Job Description ECS is seeking a
Site Reliability Engineer (SRE) / Operations Engineer to work in our
Arlington, VA office /
remote .
ECS is seeking a Site Reliability Engineer (SRE) / Operations Engineer who is responsible for ensuring the reliability, availability, performance, and operational efficiency of enterprise applications and supporting infrastructure. This role bridges software engineering and IT operations by applying engineering practices, automation, and monitoring to maintain stable systems and rapidly resolve operational issues. The SRE/Ops Engineer works closely with development, security, and platform teams to support system deployments, manage incidents, improve observability, and implement resilient architectures that support continuous delivery and mission-critical operations.
Responsibilities
- Maintain the reliability, availability, and performance of production systems and cloud-based services.
- Monitor system health using observability tools (metrics, logs, and tracing) and respond to alerts and incidents.
- Participate in incident response, troubleshooting, and root cause analysis to restore service and prevent recurrence.
- Implement automation and infrastructure-as-code to improve operational efficiency and reduce manual intervention.
- Support deployment pipelines and release management processes to enable reliable and repeatable software delivery.
- Collaborate with development teams to improve application resiliency, scalability, and operational readiness.
- Develop and maintain operational runbooks, standard operating procedures, and system documentation.
- Manage system capacity planning, performance tuning, and scaling strategies.
- Ensure systems comply with security, compliance, and organizational operational standards.
- Contribute to continuous improvement initiatives by identifying opportunities to reduce operational risk and technical debt.
Salary Range: $145,000 - $180,000
General Description of Benefits
Required Skills - U.S. Citizenship
- Ability to obtain at minimum a Public Trust suitability designation.
- Bachelor's degree in Computer Science , Engineering, Information Technology, Information Systems, or a related field
- Minimum of seven (7) years of related experience
Desired Skills - Experience supporting production systems in cloud or hybrid environments (e.g., AWS).

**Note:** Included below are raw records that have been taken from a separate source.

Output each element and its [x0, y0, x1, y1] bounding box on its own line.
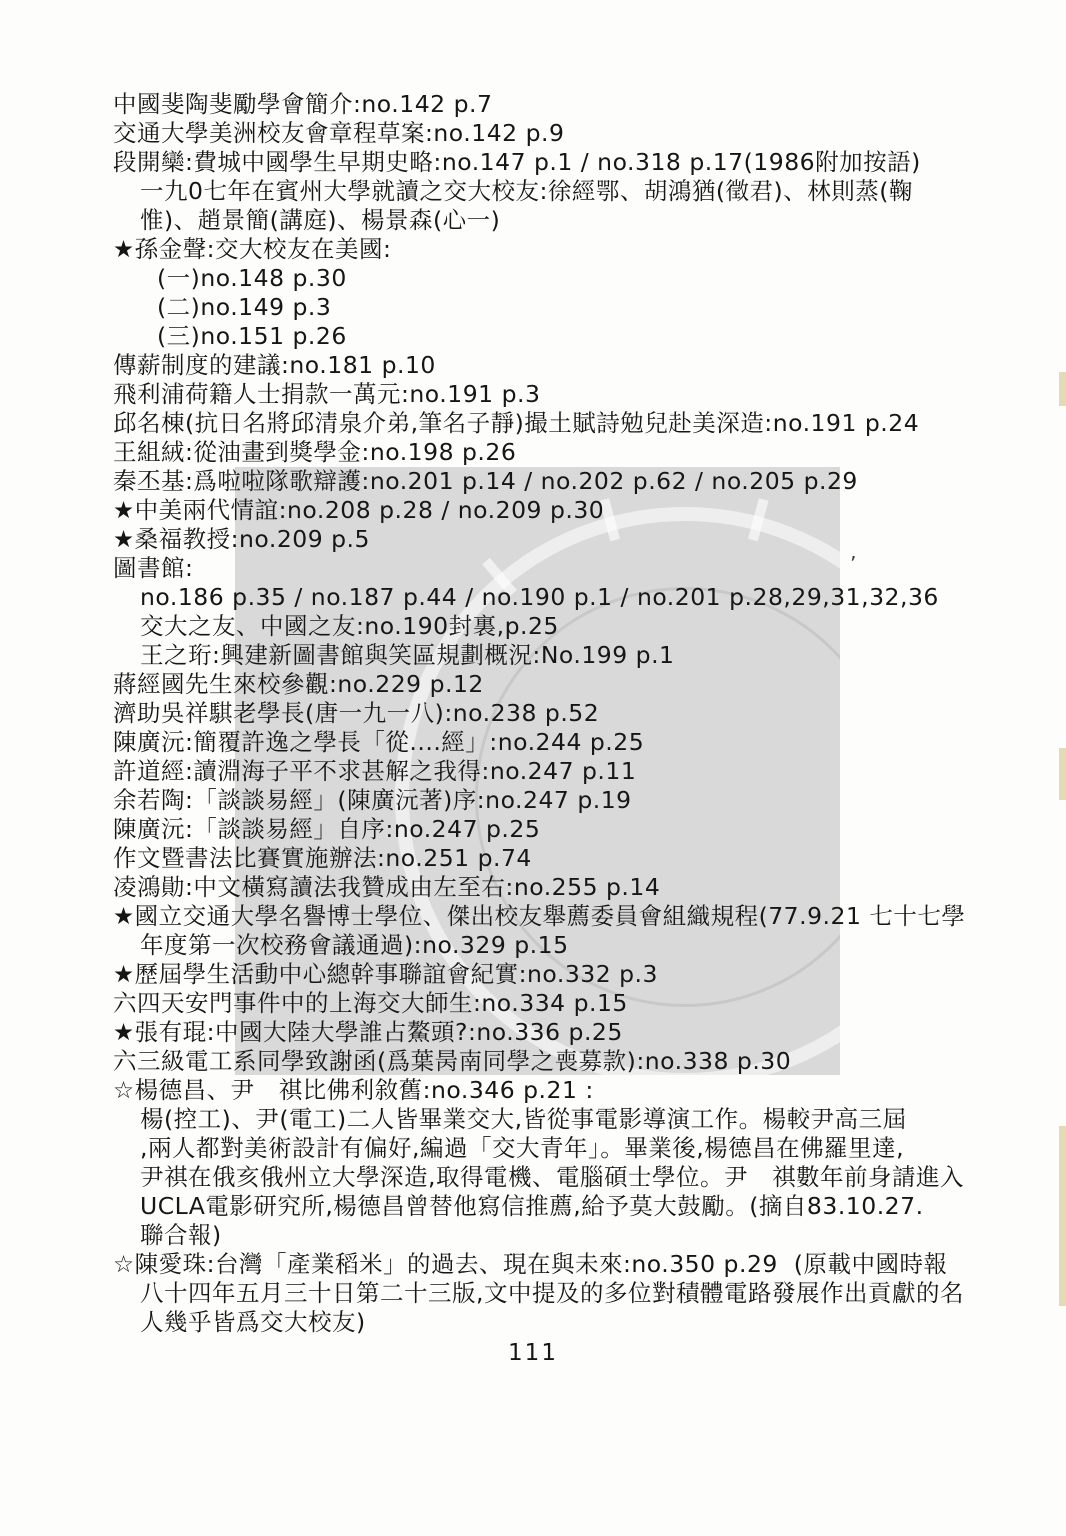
scan-edge-artifact	[1059, 372, 1066, 406]
index-line: 六四天安門事件中的上海交大師生:no.334 p.15	[113, 989, 1013, 1018]
index-line: ★國立交通大學名譽博士學位、傑出校友舉薦委員會組織規程(77.9.21 七十七學	[113, 902, 1013, 931]
index-line: 王組絨:從油畫到獎學金:no.198 p.26	[113, 438, 1013, 467]
index-line: 人幾乎皆爲交大校友)	[113, 1308, 1013, 1337]
index-line: 一九0七年在賓州大學就讀之交大校友:徐經鄂、胡鴻猶(徵君)、林則蒸(鞠	[113, 177, 1013, 206]
index-line: 王之珩:興建新圖書館與笑區規劃概況:No.199 p.1	[113, 641, 1013, 670]
index-line: ☆楊德昌、尹 祺比佛利敘舊:no.346 p.21 :	[113, 1076, 1013, 1105]
index-line: (二)no.149 p.3	[113, 293, 1013, 322]
index-line: ★張有琨:中國大陸大學誰占鰲頭?:no.336 p.25	[113, 1018, 1013, 1047]
index-line: ☆陳愛珠:台灣「產業稻米」的過去、現在與未來:no.350 p.29 (原載中國…	[113, 1250, 1013, 1279]
index-line: ★中美兩代情誼:no.208 p.28 / no.209 p.30	[113, 496, 1013, 525]
index-line: (三)no.151 p.26	[113, 322, 1013, 351]
index-line: (一)no.148 p.30	[113, 264, 1013, 293]
scan-artifact-speck: ’	[850, 552, 856, 576]
index-line: 交通大學美洲校友會章程草案:no.142 p.9	[113, 119, 1013, 148]
index-line: 傳薪制度的建議:no.181 p.10	[113, 351, 1013, 380]
index-line: 飛利浦荷籍人士捐款一萬元:no.191 p.3	[113, 380, 1013, 409]
page-number: 111	[0, 1340, 1066, 1366]
scan-edge-artifact	[1059, 748, 1066, 800]
index-line: 陳廣沅:「談談易經」自序:no.247 p.25	[113, 815, 1013, 844]
index-line: ★桑福教授:no.209 p.5	[113, 525, 1013, 554]
index-line: 段開欒:費城中國學生早期史略:no.147 p.1 / no.318 p.17(…	[113, 148, 1013, 177]
index-line: 惟)、趙景簡(講庭)、楊景森(心一)	[113, 206, 1013, 235]
index-line: 秦丕基:爲啦啦隊歌辯護:no.201 p.14 / no.202 p.62 / …	[113, 467, 1013, 496]
index-line: 楊(控工)、尹(電工)二人皆畢業交大,皆從事電影導演工作。楊較尹高三屆	[113, 1105, 1013, 1134]
index-line: 作文暨書法比賽實施辦法:no.251 p.74	[113, 844, 1013, 873]
index-line: 圖書館:	[113, 554, 1013, 583]
index-line: 年度第一次校務會議通過):no.329 p.15	[113, 931, 1013, 960]
index-line: 聯合報)	[113, 1221, 1013, 1250]
index-line: no.186 p.35 / no.187 p.44 / no.190 p.1 /…	[113, 583, 1013, 612]
index-line: 余若陶:「談談易經」(陳廣沅著)序:no.247 p.19	[113, 786, 1013, 815]
index-line: 尹祺在俄亥俄州立大學深造,取得電機、電腦碩士學位。尹 祺數年前身請進入	[113, 1163, 1013, 1192]
index-list: 中國斐陶斐勵學會簡介:no.142 p.7交通大學美洲校友會章程草案:no.14…	[113, 90, 1013, 1337]
index-line: 六三級電工系同學致謝函(爲葉昺南同學之喪募款):no.338 p.30	[113, 1047, 1013, 1076]
index-line: ,兩人都對美術設計有偏好,編過「交大青年」。畢業後,楊德昌在佛羅里達,	[113, 1134, 1013, 1163]
index-line: 八十四年五月三十日第二十三版,文中提及的多位對積體電路發展作出貢獻的名	[113, 1279, 1013, 1308]
index-line: 凌鴻勛:中文橫寫讀法我贊成由左至右:no.255 p.14	[113, 873, 1013, 902]
index-line: 蔣經國先生來校參觀:no.229 p.12	[113, 670, 1013, 699]
index-line: 中國斐陶斐勵學會簡介:no.142 p.7	[113, 90, 1013, 119]
scan-edge-artifact	[1059, 1126, 1066, 1306]
index-line: UCLA電影研究所,楊德昌曾替他寫信推薦,給予莫大鼓勵。(摘自83.10.27.	[113, 1192, 1013, 1221]
index-line: 交大之友、中國之友:no.190封裏,p.25	[113, 612, 1013, 641]
scanned-document-page: 中國斐陶斐勵學會簡介:no.142 p.7交通大學美洲校友會章程草案:no.14…	[0, 0, 1066, 1536]
index-line: 陳廣沅:簡覆許逸之學長「從....經」:no.244 p.25	[113, 728, 1013, 757]
index-line: 邱名棟(抗日名將邱清泉介弟,筆名子靜)撮土賦詩勉兒赴美深造:no.191 p.2…	[113, 409, 1013, 438]
index-line: ★歷屆學生活動中心總幹事聯誼會紀實:no.332 p.3	[113, 960, 1013, 989]
index-line: ★孫金聲:交大校友在美國:	[113, 235, 1013, 264]
index-line: 濟助吳祥騏老學長(唐一九一八):no.238 p.52	[113, 699, 1013, 728]
index-line: 許道經:讀淵海子平不求甚解之我得:no.247 p.11	[113, 757, 1013, 786]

- Proficiency with monitoring and observability tools (e.g., Splunk, Dynatrace, AWS Red Hat Console ).
- Experience with infrastructure automation and configuration management tools (e.g., Red Hat Satellite Server, Red Hat Open Shift 4 ).
- Familiarity with CI/CD pipelines and DevOps practices using tools such as GitLab.

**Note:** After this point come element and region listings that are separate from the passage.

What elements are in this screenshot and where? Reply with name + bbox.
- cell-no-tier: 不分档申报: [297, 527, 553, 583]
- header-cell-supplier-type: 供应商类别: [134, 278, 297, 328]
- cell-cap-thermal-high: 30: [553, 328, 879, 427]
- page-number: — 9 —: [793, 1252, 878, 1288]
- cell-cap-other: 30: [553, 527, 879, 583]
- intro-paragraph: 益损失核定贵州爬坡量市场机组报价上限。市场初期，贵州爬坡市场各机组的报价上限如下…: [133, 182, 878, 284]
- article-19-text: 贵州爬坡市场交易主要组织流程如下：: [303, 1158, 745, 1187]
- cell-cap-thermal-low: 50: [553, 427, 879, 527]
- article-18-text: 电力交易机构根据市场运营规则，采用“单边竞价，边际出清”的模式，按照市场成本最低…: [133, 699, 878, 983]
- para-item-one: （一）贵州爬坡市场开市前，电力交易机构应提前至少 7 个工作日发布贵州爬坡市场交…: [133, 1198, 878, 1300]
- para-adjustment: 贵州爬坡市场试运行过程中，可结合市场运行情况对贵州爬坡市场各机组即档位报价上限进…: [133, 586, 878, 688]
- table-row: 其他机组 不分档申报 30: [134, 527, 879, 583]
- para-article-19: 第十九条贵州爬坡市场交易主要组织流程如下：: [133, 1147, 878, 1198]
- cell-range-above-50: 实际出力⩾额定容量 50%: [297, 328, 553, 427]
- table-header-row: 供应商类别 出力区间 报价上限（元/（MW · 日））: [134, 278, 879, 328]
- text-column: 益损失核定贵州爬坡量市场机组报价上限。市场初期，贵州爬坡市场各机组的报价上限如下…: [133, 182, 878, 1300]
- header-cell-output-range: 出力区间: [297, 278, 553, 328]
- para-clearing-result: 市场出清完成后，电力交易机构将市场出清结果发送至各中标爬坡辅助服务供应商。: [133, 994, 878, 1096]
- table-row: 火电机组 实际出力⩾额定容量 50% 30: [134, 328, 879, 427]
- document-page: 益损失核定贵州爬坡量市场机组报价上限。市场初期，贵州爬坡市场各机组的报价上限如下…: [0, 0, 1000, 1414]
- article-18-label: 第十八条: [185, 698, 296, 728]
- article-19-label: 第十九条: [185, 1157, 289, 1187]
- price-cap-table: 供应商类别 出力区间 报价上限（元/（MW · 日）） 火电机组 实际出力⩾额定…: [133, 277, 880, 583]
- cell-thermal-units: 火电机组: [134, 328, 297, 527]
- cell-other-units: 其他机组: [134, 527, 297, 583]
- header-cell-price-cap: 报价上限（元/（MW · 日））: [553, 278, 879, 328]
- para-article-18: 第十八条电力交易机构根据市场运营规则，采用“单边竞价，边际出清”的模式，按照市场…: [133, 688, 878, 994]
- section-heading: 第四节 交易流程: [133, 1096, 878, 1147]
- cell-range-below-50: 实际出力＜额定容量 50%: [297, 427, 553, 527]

- Strong troubleshooting skills across application , infrastructure , and networking layers.
- Experience with containerization and orchestration technologies (e.g., Kubernetes).
- Knowledge of Linux/Unix system administration and scripting (e.g., Python, Bash, or similar).

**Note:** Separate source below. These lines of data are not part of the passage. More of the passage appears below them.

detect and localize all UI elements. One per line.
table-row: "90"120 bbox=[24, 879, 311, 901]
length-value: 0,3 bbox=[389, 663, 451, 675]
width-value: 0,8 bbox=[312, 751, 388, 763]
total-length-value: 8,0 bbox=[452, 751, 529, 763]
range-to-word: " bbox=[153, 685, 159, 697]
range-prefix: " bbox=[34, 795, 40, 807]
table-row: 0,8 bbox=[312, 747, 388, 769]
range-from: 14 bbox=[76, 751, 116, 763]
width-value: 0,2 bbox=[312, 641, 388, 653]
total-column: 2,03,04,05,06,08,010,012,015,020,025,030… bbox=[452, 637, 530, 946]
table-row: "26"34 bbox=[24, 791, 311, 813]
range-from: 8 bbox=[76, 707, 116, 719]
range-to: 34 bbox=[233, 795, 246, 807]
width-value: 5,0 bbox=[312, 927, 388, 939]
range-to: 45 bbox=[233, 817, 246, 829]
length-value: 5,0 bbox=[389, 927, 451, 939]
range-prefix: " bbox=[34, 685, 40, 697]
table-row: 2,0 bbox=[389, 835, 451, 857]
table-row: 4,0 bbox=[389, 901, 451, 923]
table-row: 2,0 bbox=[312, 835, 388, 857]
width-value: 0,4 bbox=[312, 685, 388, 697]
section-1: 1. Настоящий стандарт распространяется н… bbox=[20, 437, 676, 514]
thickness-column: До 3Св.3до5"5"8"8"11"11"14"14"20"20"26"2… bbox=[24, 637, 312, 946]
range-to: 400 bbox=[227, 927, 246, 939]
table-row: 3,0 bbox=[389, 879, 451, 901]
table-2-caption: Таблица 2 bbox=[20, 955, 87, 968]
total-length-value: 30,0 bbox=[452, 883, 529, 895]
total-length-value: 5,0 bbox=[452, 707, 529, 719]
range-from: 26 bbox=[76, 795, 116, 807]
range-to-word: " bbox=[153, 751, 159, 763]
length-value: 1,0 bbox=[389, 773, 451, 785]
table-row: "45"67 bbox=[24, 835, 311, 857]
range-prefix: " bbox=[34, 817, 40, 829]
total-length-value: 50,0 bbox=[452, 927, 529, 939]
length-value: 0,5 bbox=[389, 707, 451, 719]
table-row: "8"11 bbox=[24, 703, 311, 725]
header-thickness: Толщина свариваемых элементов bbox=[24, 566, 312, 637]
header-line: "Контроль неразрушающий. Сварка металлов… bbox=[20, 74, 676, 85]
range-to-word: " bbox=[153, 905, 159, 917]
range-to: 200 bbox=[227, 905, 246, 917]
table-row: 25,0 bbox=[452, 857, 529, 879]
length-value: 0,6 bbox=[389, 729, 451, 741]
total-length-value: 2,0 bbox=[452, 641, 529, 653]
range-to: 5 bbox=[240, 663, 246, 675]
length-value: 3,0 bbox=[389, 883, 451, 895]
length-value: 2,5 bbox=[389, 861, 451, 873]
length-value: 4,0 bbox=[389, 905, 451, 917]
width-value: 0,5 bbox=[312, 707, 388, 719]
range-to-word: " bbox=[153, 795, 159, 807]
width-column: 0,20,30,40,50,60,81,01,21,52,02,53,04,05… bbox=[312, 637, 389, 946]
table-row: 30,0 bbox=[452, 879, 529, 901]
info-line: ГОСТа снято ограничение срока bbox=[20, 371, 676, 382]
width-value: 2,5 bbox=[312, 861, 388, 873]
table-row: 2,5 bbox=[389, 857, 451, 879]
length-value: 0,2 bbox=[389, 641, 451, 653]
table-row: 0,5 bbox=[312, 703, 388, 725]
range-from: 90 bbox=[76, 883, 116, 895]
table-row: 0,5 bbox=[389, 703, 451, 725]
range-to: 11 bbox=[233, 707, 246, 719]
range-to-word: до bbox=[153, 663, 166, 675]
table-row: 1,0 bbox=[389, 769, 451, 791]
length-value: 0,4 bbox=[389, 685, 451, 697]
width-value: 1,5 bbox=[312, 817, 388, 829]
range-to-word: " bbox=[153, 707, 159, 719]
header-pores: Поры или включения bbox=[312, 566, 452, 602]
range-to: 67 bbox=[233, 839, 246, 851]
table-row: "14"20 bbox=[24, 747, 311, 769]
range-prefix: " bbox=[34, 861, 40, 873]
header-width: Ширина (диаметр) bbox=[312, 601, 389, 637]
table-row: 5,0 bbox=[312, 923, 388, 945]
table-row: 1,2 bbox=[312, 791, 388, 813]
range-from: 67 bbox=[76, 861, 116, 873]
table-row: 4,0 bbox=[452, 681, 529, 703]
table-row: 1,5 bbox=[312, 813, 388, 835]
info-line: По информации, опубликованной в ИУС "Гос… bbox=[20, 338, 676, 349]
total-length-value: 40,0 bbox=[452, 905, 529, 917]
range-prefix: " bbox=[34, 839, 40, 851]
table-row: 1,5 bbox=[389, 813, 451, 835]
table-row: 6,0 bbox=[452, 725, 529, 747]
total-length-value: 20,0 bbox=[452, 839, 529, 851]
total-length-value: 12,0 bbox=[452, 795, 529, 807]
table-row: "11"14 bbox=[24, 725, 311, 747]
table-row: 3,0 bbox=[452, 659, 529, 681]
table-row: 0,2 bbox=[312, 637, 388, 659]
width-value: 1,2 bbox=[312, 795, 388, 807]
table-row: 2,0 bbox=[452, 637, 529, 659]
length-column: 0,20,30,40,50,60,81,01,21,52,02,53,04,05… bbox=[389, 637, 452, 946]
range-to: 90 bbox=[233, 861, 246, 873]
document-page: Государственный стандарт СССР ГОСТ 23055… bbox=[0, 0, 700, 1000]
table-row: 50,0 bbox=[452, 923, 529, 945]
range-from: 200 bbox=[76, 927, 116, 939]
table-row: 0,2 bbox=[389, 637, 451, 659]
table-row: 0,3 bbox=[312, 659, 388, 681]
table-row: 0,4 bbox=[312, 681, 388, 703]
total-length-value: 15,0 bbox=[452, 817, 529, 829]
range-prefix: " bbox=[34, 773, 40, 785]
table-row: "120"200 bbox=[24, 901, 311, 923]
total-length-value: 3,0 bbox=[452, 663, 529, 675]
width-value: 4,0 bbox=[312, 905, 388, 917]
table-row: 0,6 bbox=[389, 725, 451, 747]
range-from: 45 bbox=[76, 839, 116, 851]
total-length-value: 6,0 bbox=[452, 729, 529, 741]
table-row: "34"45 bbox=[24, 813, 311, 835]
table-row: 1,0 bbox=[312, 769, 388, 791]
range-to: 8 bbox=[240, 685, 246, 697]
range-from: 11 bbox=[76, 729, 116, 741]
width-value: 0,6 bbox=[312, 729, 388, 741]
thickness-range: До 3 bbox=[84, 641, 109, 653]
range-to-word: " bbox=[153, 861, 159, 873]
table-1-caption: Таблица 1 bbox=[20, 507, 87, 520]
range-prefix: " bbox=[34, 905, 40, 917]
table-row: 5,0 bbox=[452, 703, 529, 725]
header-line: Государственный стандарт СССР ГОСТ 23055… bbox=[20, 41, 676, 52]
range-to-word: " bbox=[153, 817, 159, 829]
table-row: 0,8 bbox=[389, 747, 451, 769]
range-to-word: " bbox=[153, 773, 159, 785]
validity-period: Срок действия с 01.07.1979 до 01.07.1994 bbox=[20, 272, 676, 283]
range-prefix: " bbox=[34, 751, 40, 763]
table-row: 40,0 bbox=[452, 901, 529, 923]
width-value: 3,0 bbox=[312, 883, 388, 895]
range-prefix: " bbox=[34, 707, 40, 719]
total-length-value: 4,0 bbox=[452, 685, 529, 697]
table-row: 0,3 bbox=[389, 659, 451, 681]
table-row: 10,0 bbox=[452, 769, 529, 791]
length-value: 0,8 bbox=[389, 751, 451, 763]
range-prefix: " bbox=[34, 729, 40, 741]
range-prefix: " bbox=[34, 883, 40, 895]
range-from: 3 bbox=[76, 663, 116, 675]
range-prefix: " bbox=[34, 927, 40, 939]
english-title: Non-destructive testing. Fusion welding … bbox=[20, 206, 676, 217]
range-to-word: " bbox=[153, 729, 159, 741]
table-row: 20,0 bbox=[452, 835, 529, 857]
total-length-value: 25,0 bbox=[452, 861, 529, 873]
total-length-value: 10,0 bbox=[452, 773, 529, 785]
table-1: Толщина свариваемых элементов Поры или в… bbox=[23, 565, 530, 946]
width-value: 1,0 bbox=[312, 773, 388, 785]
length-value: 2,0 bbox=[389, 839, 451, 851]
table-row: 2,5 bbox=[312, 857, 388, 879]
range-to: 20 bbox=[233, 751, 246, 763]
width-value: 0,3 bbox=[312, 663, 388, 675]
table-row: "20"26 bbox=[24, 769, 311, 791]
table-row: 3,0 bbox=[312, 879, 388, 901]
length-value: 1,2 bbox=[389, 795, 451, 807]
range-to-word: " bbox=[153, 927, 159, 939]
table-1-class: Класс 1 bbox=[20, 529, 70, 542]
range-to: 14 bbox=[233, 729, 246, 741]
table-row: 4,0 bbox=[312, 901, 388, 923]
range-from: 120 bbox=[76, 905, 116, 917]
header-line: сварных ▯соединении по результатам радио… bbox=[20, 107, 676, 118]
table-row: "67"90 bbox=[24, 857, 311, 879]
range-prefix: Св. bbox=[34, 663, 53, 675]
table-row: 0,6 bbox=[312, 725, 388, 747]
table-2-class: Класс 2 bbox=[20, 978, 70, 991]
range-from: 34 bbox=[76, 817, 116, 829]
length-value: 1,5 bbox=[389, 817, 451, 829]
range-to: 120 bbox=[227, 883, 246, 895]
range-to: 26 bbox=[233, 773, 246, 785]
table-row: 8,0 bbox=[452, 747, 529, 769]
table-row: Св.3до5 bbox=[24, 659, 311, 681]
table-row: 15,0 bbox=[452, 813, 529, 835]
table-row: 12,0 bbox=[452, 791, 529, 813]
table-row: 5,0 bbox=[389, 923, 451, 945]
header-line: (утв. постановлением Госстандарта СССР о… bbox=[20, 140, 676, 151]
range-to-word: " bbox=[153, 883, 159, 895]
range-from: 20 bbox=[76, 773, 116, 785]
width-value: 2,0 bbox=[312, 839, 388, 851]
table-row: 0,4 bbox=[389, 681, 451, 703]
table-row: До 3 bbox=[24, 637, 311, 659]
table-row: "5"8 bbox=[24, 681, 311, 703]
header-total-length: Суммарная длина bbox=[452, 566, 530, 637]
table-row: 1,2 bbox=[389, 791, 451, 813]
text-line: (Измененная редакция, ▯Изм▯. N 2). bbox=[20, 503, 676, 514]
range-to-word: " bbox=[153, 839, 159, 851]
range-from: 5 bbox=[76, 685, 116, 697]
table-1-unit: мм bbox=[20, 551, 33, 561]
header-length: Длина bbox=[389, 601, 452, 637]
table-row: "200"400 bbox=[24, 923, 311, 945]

- Understanding of reliability engineering principles such as service level objectives (SLOs), error budgets, and incident management.
- Ability to work collaboratively in cross-functional teams supporting Agile or DevSecOps environments.
- Strong written and verbal communication skills to document processes and coordinate during operational events.
#ECS1
ECS is an equal opportunity employer and does not discriminate or allow discrimination on the basis any characteristic protected by law. All qualified applicants will receive consideration for employment without regard to disability, status as a protected veteran or any other status protected by applicable federal, state, or local jurisdiction law.
ECS is a leading mid-sized provider of technology services to the United States Federal Government. We are focused on people, values and purpose. Every day, our 3200+ employees focus on providing their technical talent to support the Federal Agencies and Departments of the US Government to serve, protect and defend the American People.